Brandon Blackwood has struck fashion gold, selling nearly half a million handbags from his namesake label over the last two years.
The upstart designer, once rejected by Barneys New York for a purported lack of vision, has quickly made himself a household name. While he founded his label in 2015, he burst into the larger consumer consciousness in the summer of 2020 with a canvas tote bag design that states “End Systemic Racism,” where a brand logo or monogram would typically lie.
What simply became known as the “ESR” tote has since grown into a brand that issues sometimes up to 200 new bags per season — most of which sell out.
Late Thursday night, Blackwood switched up his format and introduced his first virtual runway show — exhibiting a new collection of around 150 handbag variations. The show was also meant to present fans and media with a fully fledged vision of what the Brandon Blackwood collection can and will be.
Each bag was styled with a one-of-a-kind, spectacular piece of outerwear — most of them made in colorful fur and festooning in shape and texture. There were sometimes matching hats or shoes, and many of the looks were styled with Blackwood’s first sunglasses — two nostalgic shapes, fabricated in different acetate colors. Blackwood’s partner Roberto Johnson designed the sunglasses and also styled the brand’s runway show.
Blackwood said that leading up to this show, he began to feel pigeon holed in fashion media for his ESR tote design, all the while selling thousands of other bags in a variety of shapes and materials. This presentation, he said, is his way of breaking out of that mold. “I think this collection is kind of reintroducing ourselves and solidifying some facts,” he said.
“I feel like this happens all the time, especially with Black and POC designers, they find the one thing you are good at and keep pushing that narrative. We made the ESR tote and people thought we only make canvas totes. But [meanwhile] we have shown our versatility with satchels and minibags.
“I think my customers and our retailers, they love it — they see the sales. I think, in general, the fashion press keeps up this brand narrative that we are the ESR tote and that’s it, when our numbers say otherwise. So we are reintroducing ourselves that we have the capability to make accessibly priced bags with great materials and quality,” Blackwood said.
The designer said he creates with no particular inspiration in mind, but rather aims to create solution-driven bags that would appeal to his wide range of friends.
“I always think about what would be cool, what would my friends want to wear — I never have a mood board,” he said, leading the designer to layer in different fabrications like shearling and puffer materials this season, as well as some bamboo hardware motifs.
But with a reach as wide as Blackwood’s brand, which is now regularly shipping to Japan and Europe, as well as yearlong warm climates like the Caribbean, he felt a need to consider different usages. “When we were doing teasers of the fall collection on social media, people kept writing, ‘We are in California, we are in the South — how are we going to wear a shearling bag?’” Blackwood said, pushing him to introduce some bags with mesh or other lightweight materials.
Blackwood said his brand has grown by 50,000 percent since 2019, which was ultimately a head-spinning crash course in business management, supply chain logistics and customer service.

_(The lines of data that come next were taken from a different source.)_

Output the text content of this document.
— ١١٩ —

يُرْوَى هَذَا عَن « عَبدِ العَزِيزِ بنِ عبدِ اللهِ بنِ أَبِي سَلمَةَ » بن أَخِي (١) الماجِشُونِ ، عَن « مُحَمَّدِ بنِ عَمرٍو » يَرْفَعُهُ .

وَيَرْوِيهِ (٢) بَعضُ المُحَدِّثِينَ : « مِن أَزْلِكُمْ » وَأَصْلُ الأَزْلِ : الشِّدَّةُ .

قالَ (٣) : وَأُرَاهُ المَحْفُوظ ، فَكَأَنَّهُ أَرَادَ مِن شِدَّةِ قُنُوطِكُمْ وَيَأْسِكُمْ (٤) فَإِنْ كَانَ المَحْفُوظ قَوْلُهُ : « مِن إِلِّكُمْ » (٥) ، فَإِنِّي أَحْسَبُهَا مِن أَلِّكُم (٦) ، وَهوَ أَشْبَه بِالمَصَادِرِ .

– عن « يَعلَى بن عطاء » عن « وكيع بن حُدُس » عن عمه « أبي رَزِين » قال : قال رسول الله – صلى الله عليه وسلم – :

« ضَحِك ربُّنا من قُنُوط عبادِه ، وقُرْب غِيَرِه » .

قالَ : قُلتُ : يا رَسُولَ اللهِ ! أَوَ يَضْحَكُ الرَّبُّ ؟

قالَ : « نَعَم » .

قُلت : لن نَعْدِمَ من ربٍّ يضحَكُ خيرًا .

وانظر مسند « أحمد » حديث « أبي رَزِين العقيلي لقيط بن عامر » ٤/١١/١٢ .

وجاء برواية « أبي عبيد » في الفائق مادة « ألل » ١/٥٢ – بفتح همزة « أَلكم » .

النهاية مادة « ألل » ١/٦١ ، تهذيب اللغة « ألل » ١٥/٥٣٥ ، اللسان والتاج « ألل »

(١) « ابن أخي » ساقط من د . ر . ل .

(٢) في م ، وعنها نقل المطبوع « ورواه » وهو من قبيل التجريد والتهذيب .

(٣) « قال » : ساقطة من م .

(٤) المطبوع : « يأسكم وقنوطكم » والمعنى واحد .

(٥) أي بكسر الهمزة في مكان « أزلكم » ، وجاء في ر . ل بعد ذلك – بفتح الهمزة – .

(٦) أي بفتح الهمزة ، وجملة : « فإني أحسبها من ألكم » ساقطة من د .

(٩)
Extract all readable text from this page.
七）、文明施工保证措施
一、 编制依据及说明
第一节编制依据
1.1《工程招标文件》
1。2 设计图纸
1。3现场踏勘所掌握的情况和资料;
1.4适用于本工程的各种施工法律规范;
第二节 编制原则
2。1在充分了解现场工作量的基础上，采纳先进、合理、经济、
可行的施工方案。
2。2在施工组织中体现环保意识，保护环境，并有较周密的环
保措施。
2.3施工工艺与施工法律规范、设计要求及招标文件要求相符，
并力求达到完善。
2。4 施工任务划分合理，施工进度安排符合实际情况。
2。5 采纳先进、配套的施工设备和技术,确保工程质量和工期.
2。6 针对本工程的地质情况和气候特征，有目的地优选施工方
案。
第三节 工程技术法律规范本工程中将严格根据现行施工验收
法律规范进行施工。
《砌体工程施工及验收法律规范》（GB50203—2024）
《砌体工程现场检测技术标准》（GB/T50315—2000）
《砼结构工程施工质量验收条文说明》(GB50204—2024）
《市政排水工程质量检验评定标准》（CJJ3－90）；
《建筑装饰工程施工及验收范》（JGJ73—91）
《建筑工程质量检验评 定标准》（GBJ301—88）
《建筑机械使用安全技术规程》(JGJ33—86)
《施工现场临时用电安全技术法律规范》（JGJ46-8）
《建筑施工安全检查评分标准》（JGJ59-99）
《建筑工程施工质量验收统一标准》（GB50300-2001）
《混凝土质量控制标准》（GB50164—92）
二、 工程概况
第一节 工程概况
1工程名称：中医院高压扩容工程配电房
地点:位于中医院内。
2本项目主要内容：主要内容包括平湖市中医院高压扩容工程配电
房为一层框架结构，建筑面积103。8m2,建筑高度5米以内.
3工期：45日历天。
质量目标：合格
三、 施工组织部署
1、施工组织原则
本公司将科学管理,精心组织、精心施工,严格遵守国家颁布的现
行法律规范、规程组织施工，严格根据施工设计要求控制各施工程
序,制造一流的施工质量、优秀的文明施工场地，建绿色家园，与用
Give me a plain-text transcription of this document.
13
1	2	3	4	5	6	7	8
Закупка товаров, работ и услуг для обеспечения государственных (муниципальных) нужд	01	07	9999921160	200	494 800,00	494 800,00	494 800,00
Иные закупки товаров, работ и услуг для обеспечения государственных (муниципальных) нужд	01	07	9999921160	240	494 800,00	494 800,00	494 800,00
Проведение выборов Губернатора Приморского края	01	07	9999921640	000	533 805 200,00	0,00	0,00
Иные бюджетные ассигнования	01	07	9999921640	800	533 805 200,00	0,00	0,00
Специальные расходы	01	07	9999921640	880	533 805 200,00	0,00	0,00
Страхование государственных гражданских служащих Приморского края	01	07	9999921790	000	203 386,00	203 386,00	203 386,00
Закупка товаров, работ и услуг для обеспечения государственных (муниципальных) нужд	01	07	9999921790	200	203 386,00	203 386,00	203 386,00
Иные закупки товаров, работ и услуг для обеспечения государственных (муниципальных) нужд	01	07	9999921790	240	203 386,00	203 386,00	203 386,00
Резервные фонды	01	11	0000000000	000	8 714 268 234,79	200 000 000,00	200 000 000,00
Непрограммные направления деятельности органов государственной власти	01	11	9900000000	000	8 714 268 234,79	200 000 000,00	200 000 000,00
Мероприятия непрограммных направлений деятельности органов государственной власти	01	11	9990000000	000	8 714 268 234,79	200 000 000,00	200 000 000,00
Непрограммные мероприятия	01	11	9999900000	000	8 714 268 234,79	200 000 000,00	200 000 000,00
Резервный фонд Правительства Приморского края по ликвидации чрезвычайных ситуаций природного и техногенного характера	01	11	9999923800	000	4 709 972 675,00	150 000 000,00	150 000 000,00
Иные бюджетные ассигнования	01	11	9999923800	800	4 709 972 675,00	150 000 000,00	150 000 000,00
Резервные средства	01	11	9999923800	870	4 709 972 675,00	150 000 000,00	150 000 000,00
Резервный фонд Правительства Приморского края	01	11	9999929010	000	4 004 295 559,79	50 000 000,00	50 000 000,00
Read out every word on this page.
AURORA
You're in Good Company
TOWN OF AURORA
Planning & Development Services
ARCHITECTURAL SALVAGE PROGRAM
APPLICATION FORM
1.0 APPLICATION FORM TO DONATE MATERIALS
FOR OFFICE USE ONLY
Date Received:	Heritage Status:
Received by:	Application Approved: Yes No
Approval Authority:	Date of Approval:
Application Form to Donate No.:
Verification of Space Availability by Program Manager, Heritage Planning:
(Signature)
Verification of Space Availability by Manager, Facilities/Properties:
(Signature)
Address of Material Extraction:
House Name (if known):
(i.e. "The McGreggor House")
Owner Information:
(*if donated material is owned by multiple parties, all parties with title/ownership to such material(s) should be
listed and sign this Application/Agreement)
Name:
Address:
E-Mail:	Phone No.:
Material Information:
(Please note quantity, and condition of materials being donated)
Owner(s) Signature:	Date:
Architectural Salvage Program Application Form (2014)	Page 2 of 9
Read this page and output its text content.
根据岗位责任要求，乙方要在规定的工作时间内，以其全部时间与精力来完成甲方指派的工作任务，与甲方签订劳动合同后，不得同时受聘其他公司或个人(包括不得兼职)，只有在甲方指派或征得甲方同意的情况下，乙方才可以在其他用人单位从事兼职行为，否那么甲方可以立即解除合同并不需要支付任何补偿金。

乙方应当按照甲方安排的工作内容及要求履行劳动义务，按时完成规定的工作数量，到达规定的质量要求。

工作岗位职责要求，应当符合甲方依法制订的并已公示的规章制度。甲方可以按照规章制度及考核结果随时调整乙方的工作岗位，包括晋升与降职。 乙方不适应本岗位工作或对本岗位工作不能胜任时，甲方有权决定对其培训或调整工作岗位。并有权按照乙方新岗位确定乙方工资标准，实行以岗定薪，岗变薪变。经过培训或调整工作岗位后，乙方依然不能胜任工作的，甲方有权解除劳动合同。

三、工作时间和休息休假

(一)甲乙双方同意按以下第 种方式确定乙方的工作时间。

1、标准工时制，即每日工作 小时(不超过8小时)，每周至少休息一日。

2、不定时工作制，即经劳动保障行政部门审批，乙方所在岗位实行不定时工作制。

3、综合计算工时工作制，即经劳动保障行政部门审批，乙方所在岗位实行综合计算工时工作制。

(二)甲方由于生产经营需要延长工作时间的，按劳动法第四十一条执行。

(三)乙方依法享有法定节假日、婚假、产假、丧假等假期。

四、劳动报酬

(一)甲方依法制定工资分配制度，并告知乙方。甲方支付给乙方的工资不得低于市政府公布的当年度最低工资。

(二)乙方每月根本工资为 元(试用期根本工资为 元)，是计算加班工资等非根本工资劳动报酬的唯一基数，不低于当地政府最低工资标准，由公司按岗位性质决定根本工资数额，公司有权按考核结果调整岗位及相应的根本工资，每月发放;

The designer had originally planned to air his runway video in September, but supply chain delays pushed back the date. He said most of the bags will be available to ship immediately — a factor he learned was important over the last few years when some customers took to social media to lambast long lead times or production issues.
“We stopped our pre-sale model to avoid wait times, it makes things way easier. Sadly, it was three girls on Twitter that did that whole circulation when we ship thousands of bags a week,” said Blackwood, adding that their viral commentary was ultimately a positive thing, as it led a lot more consumers to discover his brand.
Prices for Blackwood’s new collection of bags remain between $150 and $800, while sunglasses are a firm $80 — an important factor for the designer, who said he aims to dress the masses. While the runway show’s fur coats will not be put into production, they will be available for private shopping appointments. The coats are a preview of what’s to come next fall, when Blackwood said he will introduce a commercial collection of outerwear — also aimed at being accessibly priced, ideally between $150 and $500.
Next up is a sourcing and production research trip with friend and mentor, Luar’s Raul Lopez, during which Blackwood will suss out how to best make shoes. He said ready-to-wear is not far off either.